Gamboru (Nigeria) (AFP) - Chad said Wednesday it inflicted heavy losses
on Nigeria's Boko Haram, killing "over 200" Islamist militants in a
border town that it wrested from the rebels in a ground offensive.
Nine Chadian soldiers were also
killed and 21 injured Tuesday in Gamboru as regional forces took the
fight against the insurgents on to Nigerian soil for the first time, the
Chadian army said.
"This
toll is provisional," the Chadian military said in a statement, adding
that troops were still combing the town on Nigeria's border with
Cameroon for lingering rebel elements.
Around
2,000 Chadian troops backed by armoured vehicles poured across the
border into Gamboru on Tuesday after the African Union last week backed a
regional force to take on the extremists.
The
sound of automatic gunfire could heard Wednesday in the town, which has
been abandoned by residents after a barrage of air strikes by Chad in
the run-up to its offensive, an AFP journalist reported.
While
the operation in Gamboru continued, the town of Fotokol on the other
side of the border, in Cameroon, came under fresh attack from the
jihadists.
"The guys (Boko
Haram) entered this morning. The fighting between them and our soldiers
is very intense," a Cameroonian security source in Fotokol told AFP by
telephone.
The Cameroonian
troops had managed to repel the attack by mid-morning, after Chadian
soldiers crossed back from Nigeria to help defend the town.
- 'Hunt them everywhere' -
In Gamboru, the clashes left
scenes of desolation, with bodies lying on the ground, houses destroyed,
shops gutted and trucks charred.
"We
have routed this band of terrorists," the commander of the Chadian
contingent Ahmat Dari told AFP Tuesday, vowing to "hunt them down
everywhere."
Nigeria's
military has drawn fierce criticism for failing to hold back the
insurgents, who have stepped up their campaign of terror in country's
northeast in the run-up to presidential and parliamentary elections on
February 14.
In recent months the group has also carried out increasing cross-border raids, threatening regional security.
Chad's
intervention reflects the growing nervousness among Nigeria's
neighbours over the prospect of Boko Haram achieving its stated aim of
carving out an Islamic caliphate on their borders.
- Nigerian sovereignty 'intact' -
Nigerian defence spokesman Chris
Olukolade denied that the presence of foreign troops on Nigerian soil
compromised the country's sovereignty.
"Nigeria's
territorial integrity remains intact," he said, claiming national
forces had "planned and are driving the present onslaught against
terrorists from all fronts in Nigeria, not the Chadian forces".

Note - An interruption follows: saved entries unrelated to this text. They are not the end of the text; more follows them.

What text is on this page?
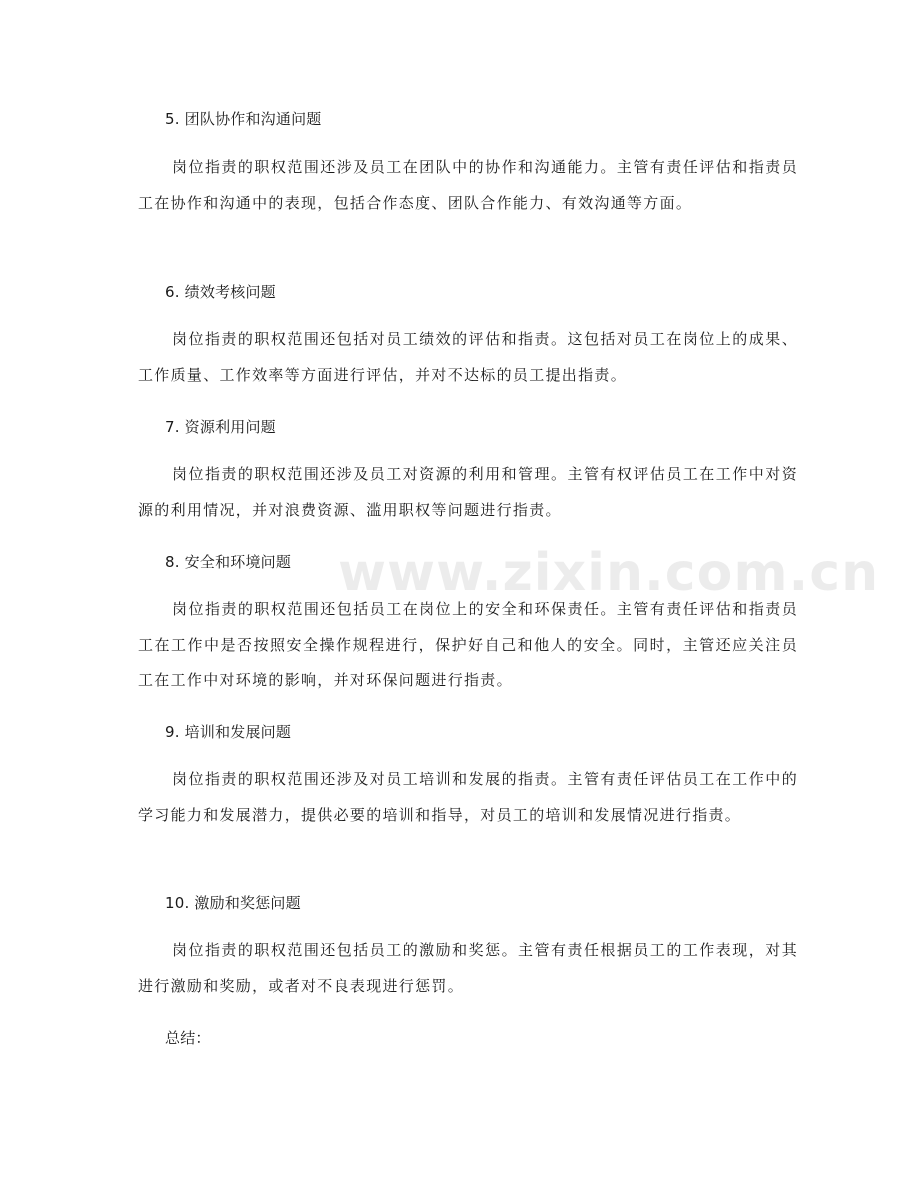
5. 团队协作和沟通问题

岗位指责的职权范围还涉及员工在团队中的协作和沟通能力。主管有责任评估和指责员工在协作和沟通中的表现，包括合作态度、团队合作能力、有效沟通等方面。

6. 绩效考核问题

岗位指责的职权范围还包括对员工绩效的评估和指责。这包括对员工在岗位上的成果、工作质量、工作效率等方面进行评估，并对不达标的员工提出指责。

7. 资源利用问题

岗位指责的职权范围还涉及员工对资源的利用和管理。主管有权评估员工在工作中对资源的利用情况，并对浪费资源、滥用职权等问题进行指责。

8. 安全和环境问题

岗位指责的职权范围还包括员工在岗位上的安全和环保责任。主管有责任评估和指责员工在工作中是否按照安全操作规程进行，保护好自己和他人的安全。同时，主管还应关注员工在工作中对环境的影响，并对环保问题进行指责。

9. 培训和发展问题

岗位指责的职权范围还涉及对员工培训和发展的指责。主管有责任评估员工在工作中的学习能力和发展潜力，提供必要的培训和指导，对员工的培训和发展情况进行指责。

10. 激励和奖惩问题

岗位指责的职权范围还包括员工的激励和奖惩。主管有责任根据员工的工作表现，对其进行激励和奖励，或者对不良表现进行惩罚。

总结：
www.zixin.com.cn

Regional forces have gone into action on several fronts.
Chadian
troops and vehicles have massed near Boko Haram-held towns along
Nigeria's border with Niger, pointing the way to another possible
cross-border operation.
"A contingent of about 400 vehicles and tanks is stationed between Mamori and Bosso," Niger's private radio Anfani reported.
- French help -
France
is supporting the operations by carrying out reconnaissance flights
over border areas of Chad and Cameroon, defence officials in Paris said.
At
least 13,000 people have been killed and more than a million forced
from their homes since Boko Haram launched an insurgency in 2009.
The group has stepped up its attacks in recent weeks, in a move believed to be aimed at disrupting the elections.
The rebels have tried, in vain, to capture the strategic northeastern town of Maiduguri twice in the past week.
On
Monday, President Goodluck Jonathan -- who is running for re-election
against a former military ruler who has vowed to defeat Boko Haram --
escaped a suspected suicide bomb attack after attending a campaign rally
in Gombe in the northeast.
Chad's President Idriss Deby sent
soldiers to Cameroon in mid-January to assist troops from Yaounde
fighting increasing rebel incursions in the country’s far northeast.
N’Djamena was already part of a long-standing regional force with Niger and Nigeria in the Lake Chad area.
But
that force had been assumed to be moribund after Boko Haram overran the
multi-national base in Baga, northern Borno state, on January 3, in an
attack that also left hundreds of civilians feared dead.